2014 était aussi l’année d’une mise à jour de l’univers digital de l’assureur, via son portail corporate ainsi que ses interfaces clients, dont le portail MyFoyer utilisé par 17.000 clients actuellement pour consulter leurs contrats et déclarer un sinistre.

1 constat sur 3 mal rempli

C’est aussi sur le front des sinistres, précisément automobiles, que l’assureur a choisi de souscrire à l’application Assisto, aux côtés de son concurrent Lalux, bientôt rejoint par Axa et Bâloise qui y perçoivent un intérêt.

Un constat d’accident de la route sur trois est incomplet.

Franck Marchand, Foyer

«Nous constatons que les constats à l’amiable sont souvent de mauvaise qualité, notamment en raison des conditions d’émotion dans lesquelles ils sont remplis, déclare Franck Marchand, directeur des Opérations.

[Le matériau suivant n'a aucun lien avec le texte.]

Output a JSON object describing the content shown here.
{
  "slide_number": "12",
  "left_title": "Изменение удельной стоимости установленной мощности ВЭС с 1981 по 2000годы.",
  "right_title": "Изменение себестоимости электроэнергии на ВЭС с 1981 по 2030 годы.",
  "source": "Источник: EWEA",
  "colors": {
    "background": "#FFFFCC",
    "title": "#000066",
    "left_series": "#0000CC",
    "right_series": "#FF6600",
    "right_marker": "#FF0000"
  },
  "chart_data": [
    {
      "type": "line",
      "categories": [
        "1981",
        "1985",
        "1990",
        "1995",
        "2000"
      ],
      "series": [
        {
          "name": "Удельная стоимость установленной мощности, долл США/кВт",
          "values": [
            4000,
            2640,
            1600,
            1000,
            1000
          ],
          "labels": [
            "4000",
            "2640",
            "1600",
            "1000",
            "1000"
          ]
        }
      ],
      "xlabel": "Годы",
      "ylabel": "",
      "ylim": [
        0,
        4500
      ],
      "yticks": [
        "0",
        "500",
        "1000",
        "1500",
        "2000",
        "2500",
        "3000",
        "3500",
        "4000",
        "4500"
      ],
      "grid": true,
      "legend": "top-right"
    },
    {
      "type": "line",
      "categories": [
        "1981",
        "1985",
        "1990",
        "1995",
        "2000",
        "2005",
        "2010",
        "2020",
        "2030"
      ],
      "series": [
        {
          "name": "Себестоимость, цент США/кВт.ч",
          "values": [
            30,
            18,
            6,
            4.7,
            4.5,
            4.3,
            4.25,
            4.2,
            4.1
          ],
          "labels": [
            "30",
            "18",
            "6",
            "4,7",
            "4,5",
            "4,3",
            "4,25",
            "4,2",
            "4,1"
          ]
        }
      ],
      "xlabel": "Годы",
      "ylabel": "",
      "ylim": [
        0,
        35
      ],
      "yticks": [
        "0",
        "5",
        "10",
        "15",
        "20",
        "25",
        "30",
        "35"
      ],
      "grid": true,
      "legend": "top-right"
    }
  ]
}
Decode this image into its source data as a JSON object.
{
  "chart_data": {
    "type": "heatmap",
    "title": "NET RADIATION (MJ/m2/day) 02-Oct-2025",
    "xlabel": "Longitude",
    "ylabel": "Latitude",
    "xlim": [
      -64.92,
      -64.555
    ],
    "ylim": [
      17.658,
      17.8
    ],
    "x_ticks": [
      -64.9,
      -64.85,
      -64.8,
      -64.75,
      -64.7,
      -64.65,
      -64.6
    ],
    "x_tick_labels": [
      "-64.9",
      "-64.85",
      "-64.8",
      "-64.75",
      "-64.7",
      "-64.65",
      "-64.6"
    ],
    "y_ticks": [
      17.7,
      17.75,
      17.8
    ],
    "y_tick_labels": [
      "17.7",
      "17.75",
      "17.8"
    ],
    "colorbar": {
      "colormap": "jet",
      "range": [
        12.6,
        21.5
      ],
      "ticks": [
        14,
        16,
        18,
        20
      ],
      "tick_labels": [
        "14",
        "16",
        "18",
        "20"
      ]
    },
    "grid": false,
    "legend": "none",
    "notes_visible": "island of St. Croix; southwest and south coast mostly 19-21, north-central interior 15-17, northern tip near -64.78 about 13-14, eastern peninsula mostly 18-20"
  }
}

Nous pensons que l’appli peut jouer le rôle de fil conducteur, incitant le déclarant à remplir les bonnes cases.» 

Charges fiscales à la loupe

Par ailleurs président de l’Association des compagnies d’assurances, Marc Lauer s’est aussi prononcé sur l’agenda politique qui concerne le secteur de l’assurance. La directive européenne Solvency II étant sur les rails avec une entrée en vigueur en 2016, l’heure est plutôt aux échéances nationales, dont la récente discussion d’une taxe prélevée auprès des assureurs pour financer les services de secours.

«Pourquoi les assureurs?», se demande Marc Lauer qui attend des précisions de la part du ministre des Finances. «Il ne faut pas oublier que la branche auto n’est pas dans les plus rentables alors que nous conservons une certaine stabilité des tarifs.»

Mêmes attentes à l’échéance de la réforme fiscale de 2017. «Si je me base sur l’accord bipartite conclu récemment, nous n’assisterons pas à une augmentation de la fiscalité directe, mais nous sommes aussi concernés par la fiscalité indirecte dont l’augmentation de la TVA que nous ne pouvons pas récupérer, car les assureurs n’y sont pas assujettis.»

Partant de ce contexte de marché et réglementaire, Marc Lauer pense pouvoir «maintenir (les) activités à un niveau proche de celui réalisé en 2013 et 2014.»